I’ve just read through Kevin Rudd’s latest essay. My second exposure to the statistically prolific Rudd in writing – well, third if you count his recent blog on Climate Change. I have to admit that as with his February essay in The Monthly, I skimmed the final two ‘chapters’ having been worn down by the rhetoric, self-promotion and simple overload of data.
A few points which I extracted from the treatise:
- I find myself objecting to the allusion by Rudd that his government – and it’s by implication, not direct claim – the his government is centrist, while that which he took over from was clearly one of the Neo-Liberalist cabal. His government is NOT centrist, anymore than Howard’s was Neo-Liberalist.
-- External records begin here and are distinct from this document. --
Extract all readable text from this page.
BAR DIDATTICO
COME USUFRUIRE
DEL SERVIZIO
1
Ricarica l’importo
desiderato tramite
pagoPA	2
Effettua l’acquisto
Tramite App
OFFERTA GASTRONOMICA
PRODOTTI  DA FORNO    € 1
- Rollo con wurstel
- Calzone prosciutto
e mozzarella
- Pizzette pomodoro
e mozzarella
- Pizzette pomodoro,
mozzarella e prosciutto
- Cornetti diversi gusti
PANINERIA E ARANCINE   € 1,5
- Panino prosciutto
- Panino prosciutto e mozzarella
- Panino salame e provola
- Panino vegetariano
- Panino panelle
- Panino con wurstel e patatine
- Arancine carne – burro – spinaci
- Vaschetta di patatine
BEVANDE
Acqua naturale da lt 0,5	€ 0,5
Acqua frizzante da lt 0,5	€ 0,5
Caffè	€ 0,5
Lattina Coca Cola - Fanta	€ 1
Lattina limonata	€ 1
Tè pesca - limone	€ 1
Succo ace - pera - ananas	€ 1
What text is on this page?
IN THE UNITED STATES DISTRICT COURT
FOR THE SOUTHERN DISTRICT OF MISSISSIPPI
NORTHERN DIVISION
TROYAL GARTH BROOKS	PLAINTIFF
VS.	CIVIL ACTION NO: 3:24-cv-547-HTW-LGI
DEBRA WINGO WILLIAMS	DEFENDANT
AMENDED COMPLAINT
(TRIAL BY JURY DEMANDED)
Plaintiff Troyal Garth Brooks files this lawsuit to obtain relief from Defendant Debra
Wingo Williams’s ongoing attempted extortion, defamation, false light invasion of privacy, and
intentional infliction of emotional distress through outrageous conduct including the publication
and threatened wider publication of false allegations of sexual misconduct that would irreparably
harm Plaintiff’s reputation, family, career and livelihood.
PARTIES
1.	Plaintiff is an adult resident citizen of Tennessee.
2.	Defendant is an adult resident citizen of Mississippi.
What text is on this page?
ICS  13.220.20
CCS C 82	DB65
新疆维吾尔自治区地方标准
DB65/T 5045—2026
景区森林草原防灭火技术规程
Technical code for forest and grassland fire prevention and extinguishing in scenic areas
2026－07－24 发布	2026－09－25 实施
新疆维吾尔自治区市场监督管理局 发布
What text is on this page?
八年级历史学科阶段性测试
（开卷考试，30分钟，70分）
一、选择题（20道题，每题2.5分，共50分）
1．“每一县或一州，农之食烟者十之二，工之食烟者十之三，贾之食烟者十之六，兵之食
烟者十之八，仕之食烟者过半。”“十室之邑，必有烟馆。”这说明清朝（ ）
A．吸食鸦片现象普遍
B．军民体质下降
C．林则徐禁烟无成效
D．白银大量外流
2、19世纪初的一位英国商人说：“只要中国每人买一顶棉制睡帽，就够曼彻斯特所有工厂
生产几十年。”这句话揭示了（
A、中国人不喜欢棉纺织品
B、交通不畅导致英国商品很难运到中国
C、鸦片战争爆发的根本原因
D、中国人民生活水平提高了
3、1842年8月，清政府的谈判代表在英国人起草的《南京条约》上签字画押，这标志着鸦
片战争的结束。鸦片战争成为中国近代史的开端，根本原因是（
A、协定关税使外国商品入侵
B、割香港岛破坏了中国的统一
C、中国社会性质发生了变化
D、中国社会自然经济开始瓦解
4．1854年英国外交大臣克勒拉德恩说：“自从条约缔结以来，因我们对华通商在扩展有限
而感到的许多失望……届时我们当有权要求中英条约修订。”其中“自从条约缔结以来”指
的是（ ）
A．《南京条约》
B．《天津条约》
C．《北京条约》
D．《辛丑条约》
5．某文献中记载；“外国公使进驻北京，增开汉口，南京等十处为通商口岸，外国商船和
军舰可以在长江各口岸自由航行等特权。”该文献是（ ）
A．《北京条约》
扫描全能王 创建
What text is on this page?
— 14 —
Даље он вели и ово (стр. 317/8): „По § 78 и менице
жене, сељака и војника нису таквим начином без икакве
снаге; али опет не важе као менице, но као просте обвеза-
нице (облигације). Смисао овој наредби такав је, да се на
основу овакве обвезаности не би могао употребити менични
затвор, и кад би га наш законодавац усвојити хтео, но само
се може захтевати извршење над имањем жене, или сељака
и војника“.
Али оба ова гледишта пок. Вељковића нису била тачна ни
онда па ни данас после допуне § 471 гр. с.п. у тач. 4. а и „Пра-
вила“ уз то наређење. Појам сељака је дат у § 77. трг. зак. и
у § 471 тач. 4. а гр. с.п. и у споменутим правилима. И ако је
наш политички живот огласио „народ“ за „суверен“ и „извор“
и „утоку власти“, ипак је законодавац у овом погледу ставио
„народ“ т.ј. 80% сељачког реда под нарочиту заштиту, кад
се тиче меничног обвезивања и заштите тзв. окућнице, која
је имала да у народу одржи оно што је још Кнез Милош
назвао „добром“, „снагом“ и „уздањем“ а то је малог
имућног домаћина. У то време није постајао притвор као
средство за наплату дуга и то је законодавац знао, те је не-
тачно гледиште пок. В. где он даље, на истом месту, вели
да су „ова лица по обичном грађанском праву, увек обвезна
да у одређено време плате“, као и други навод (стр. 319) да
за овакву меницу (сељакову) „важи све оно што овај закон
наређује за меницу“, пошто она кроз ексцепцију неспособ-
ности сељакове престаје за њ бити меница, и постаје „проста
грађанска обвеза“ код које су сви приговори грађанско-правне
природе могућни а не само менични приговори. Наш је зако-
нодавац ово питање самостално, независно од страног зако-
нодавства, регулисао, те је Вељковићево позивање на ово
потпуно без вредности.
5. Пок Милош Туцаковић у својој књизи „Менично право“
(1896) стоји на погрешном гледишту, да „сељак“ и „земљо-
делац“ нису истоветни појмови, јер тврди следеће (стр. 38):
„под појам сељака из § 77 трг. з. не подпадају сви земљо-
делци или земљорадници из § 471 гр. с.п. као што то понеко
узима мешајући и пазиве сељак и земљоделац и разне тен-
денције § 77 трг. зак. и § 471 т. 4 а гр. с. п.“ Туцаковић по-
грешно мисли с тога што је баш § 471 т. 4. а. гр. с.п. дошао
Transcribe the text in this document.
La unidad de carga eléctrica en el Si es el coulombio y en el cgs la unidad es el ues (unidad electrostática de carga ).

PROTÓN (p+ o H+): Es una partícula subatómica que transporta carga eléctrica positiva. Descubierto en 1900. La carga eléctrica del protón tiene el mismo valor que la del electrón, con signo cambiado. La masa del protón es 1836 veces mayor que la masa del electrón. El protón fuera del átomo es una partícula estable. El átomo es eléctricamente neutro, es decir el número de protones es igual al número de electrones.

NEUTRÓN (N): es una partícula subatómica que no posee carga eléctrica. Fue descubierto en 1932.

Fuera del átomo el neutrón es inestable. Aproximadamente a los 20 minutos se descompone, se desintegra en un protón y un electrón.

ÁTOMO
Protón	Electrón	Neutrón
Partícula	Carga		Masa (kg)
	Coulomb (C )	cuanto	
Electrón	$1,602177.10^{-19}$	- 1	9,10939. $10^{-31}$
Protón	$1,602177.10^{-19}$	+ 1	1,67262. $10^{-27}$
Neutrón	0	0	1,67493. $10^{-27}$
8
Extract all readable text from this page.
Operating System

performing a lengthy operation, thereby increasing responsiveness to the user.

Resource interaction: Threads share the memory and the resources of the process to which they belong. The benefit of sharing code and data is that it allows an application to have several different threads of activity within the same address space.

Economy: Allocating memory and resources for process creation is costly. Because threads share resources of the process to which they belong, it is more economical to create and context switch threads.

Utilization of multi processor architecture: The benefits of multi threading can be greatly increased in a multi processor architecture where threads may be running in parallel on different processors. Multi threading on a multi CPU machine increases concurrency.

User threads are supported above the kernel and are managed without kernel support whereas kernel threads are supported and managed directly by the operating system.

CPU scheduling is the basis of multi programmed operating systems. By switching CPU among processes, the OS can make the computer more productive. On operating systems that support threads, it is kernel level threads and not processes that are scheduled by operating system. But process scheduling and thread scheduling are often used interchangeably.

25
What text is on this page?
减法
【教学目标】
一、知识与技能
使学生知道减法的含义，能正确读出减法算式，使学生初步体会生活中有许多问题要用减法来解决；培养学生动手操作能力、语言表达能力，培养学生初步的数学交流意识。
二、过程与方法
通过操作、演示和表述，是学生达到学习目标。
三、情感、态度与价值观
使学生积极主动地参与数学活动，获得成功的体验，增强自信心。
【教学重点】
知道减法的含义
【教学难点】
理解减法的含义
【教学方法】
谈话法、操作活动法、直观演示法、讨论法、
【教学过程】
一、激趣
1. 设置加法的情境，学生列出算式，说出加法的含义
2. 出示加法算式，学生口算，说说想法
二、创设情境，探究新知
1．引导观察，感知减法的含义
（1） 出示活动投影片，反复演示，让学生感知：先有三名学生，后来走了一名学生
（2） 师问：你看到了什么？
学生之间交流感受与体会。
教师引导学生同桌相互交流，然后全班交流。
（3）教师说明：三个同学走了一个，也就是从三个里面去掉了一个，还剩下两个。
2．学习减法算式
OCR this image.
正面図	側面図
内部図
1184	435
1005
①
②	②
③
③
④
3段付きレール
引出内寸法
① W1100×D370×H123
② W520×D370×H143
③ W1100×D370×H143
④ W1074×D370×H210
The Howard government was conservative. Right-wing conservative created in the character and ethos of Howard himself, by Howard. Rudd’s government is left-of-centre, while Rudd himself is right of centre. Rudd is attempting to create a centrist party styled upon his own ideology and belief patterns, with an understanding that factional elements within his party are always going to be pushing back. Good thing? Bad thing? A party and ideology in turmoil perhaps, but one which recognises the need to keep differences in check for the greater good. Not of Australians, but of the party itself in government. Something which can’t be said of the alternative government at the moment, although I believe that if Turnbull can feed his inner bastard and let it loose when necessary, he has the potential to shape a viable alternative.
- Rudd’s essay is an attempt at garnering attention in the wake of his enemies disorder. In the early part of the essay, I gained a strong impression of ‘Jack Horner’. Rudd is pointing to the advice given his government by Treasury and the RBA, to “go early and go hard” on the economic stimulus, which is what the government did starting late 2008. Credit to them for actually listening and taking note of that advice, which is something their predecessors didn’t indulge in a whole lot. That single point aside, the bulk of the essay tends to state the bleeding obvious, padded with data and a whole lot of ‘look-at-me’ entreaties.
- There is a warning in the text of hard times to come, but it’s vague. We’re not out of the woods yet, unemployment will go higher, productivity is the key and we need to be ‘shovel-ready’ and all that sort of rhetoric. That’s what it is, rhetoric. Nothing substantial, yet not exactly boogey-man tactics either. Anyone who stops to consider the flow of events in past recessions will know the road back from public spending adventures in support of economic recovery is always long, full of bends, curves, ups and downs. All the Rudd essay does is put into text what he’s been stating as sound bites
In brief, a long-winded exercise in self-promotion, a mate-ish arm around the shoulder, a nod& wink and a “she’ll_be_right_mate_if_we_all_pitch_in” salve to the collective conscience of Australian voters. To all intents, we’re half way through the first term. They may go early in 2010, if the political climate [change?] proves beneficial, but I’m now starting to think not. Turnbull is smarter than most of his cohort, but much hinges on his inner bastard. Rudd’s has always been out & on show. It was only taking a break when he wrote this latest blurb.